Cattolica. Coronavirus, il punto della mattina: momento nero, 4 morti e 67 casi positivi. Il Riminese primo in regione per contagi

Nella giornata di ieri il Prefetto di Rimini ha trasmesso al Presidente della Provincia, ai Sindaci, alle Pubbliche amministrazioni operanti nell’ambito provinciale, alle associazioni di categoria e ai sindacati, il DPCM 11 marzo 2020 avente oggetto “Ulteriori disposizioni attuative del decreto-legge 23 febbraio 2020, n. 6, recante misure urgenti in materia di contenimento e gestione dell’emergenza epidemiologica da COVID-19”, per la massima diffusione e per i rispettivi adempimenti di competenza.

Il citato provvedimento governativo contiene disposizioni ancora più stringenti, rispetto alle precedenti, e prescrive a tutti i soggetti, sia pubblici che privati, l’attuazione di modalità organizzative strutturali e funzionali, finalizzate ad evitare occasioni di contagio.

Le disposizioni contenute nell’ultimo e nei precedenti dd.p.c.m., in quanto compatibili, sono adottate sull’intero territorio nazionale, così come recita l’art. 1 comma 1) del dpcm dell’11 marzo u.s., in vigore da oggi. Le stesse, nel loro contenuto prescrittivo, devono essere rispettate senza eccezioni.

È di tutta evidenza come, per la concreta attuazione delle suddette prescrizioni – adottate nel prevalente superiore interesse della salute pubblica – sia indispensabile innanzitutto il massimo impegno da parte di tutti coloro che rivestono o svolgono un ruolo pubblico o di rilevanza pubblica nell’assicurare l’osservanza di tutte le disposizioni complessivamente finalizzate al superamento dell’attuale stato di emergenza nazionale.

Si richiama, ancora una volta, la necessità di far leva, con ogni mezzo, sul senso di responsabilità dei singoli cittadini, ai quali andrà rivolta una puntuale e costante attività di comunicazione e di richiamo all’osservanza dei contenuti e delle finalità delle misure adottate.

In particolare, si invitano i cittadini ad uscire di casa solo per comprovate esigenze lavorative o situazioni di necessità ovvero spostamenti di salute.

L’AUSL Romagna ha fornito gli ultimi aggiornamenti sulla situazione sanitaria nella provincia riminese segnalando 312 pazienti positivi a coronavirus comunicati oggi dalla Regione, e distinguendo 302 residenti in provincia di Rimini e 10 con residenza fuori regione o stranieri.

Rispetto a quanto riferito mercoledì si è registrato, dunque, un incremento di 63 casi di residenti in provincia di Rimini, di cui 38 uomini, 25 donne, e 4 residenti fuori provincia per un totale di 67, come comunicato dalla Regione. Si tratta di 21 ricoverati in ospedale e 46 pazienti a domicilio in quanto privi di sintomi o con sintomi leggeri.

Si sono purtroppo verificati ulteriori 2 decessi: sono uomini di 74 e 86 anni.

Infine, si sono registrate 25 dimissioni di pazienti ricoverati, che sono ritornati al loro domicilio. Altre 20 persone hanno, invece, terminato il periodo di quarantena.

950 persone permangono in condizione di quarantena.

Si ricorda che, ai fini della agevole applicazione dei provvedimenti del Presidente del Consiglio dei Ministri, recanti le misure urgenti per il contenimento e la gestione dell’evoluzione epidemiologica da COVID-19, sul sito www.governo.it è possibile consultare le F.A.Q., in costante aggiornamento, in una apposita sezione “Decreto #IoRestoaCasa, domande frequenti sulle misure adottate dal Governo”, dedicata alla raccolta delle domande più frequenti rivolte dai cittadini, raggruppate per categoria, e delle relative risposte.
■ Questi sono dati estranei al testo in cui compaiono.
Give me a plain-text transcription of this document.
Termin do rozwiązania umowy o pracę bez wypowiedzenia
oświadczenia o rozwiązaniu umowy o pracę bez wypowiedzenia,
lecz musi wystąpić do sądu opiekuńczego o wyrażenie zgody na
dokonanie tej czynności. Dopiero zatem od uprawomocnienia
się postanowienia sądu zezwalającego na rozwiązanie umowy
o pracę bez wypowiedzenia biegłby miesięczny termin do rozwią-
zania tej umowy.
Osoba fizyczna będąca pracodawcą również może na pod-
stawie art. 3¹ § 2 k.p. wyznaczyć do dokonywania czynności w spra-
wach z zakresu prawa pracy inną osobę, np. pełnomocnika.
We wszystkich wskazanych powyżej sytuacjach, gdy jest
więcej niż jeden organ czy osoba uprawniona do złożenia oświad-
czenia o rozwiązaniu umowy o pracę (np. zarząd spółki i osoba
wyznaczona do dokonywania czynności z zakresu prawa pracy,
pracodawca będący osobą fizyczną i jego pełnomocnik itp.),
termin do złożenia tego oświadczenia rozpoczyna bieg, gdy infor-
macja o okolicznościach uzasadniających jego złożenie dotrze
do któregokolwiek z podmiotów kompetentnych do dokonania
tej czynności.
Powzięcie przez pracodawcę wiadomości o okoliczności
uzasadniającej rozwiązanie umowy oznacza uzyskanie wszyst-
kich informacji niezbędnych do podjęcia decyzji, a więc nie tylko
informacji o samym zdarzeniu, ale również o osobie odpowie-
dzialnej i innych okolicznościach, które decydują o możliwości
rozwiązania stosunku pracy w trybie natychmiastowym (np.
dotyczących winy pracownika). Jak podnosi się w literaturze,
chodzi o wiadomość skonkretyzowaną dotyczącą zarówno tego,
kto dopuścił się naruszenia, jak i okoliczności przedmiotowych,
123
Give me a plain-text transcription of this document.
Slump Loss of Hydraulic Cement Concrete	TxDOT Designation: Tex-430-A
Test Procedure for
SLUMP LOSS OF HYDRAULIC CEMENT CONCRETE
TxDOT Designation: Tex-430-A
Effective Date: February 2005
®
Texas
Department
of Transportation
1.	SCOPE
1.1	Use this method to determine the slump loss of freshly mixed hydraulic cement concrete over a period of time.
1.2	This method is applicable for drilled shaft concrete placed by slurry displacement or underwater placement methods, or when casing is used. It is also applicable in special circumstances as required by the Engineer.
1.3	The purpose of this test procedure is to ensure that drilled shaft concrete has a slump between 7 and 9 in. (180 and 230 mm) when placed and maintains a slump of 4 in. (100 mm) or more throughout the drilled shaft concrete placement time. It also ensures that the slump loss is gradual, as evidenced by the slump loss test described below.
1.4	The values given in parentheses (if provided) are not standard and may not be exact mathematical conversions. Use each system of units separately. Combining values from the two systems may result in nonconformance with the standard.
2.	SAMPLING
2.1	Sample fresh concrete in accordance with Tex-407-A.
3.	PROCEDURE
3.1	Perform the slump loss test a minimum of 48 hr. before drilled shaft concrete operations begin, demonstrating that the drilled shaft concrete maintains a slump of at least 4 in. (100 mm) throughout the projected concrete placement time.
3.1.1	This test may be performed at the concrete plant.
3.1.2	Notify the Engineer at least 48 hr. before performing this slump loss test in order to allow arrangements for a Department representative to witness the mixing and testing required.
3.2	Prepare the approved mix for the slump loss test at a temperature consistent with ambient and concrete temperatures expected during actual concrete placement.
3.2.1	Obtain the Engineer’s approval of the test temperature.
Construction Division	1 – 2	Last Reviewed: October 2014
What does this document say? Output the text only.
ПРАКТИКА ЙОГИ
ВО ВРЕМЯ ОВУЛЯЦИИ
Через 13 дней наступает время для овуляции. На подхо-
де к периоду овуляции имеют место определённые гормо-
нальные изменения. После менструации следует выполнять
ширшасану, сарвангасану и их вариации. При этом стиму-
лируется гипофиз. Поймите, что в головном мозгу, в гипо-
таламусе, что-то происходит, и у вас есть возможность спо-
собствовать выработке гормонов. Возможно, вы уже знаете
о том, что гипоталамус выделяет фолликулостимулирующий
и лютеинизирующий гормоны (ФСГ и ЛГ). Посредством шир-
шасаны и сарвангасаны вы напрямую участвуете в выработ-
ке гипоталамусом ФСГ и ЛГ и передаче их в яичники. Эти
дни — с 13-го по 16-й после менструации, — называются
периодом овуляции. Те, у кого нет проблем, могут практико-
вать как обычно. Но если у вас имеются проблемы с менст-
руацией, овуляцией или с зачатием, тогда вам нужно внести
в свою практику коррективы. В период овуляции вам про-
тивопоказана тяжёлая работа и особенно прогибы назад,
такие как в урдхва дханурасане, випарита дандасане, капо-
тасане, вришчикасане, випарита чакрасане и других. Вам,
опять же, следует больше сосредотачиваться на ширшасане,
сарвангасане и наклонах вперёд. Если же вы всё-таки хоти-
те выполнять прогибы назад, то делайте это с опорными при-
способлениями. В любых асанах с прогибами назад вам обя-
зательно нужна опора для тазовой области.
È particolarmente utile la rapida lettura delle F.A.Q., aventi la finalità di fornire chiarimenti immediati ai cittadini su una problematica ricorrente.

Una particolare attenzione è stata rivolta alle domande più frequenti sulle misure per le persone con disabilità.

Le F.A.Q. del Governo saranno consultabili anche attraverso il sito della Prefettura www.prefettura.it/rimini/multidip/index.htm.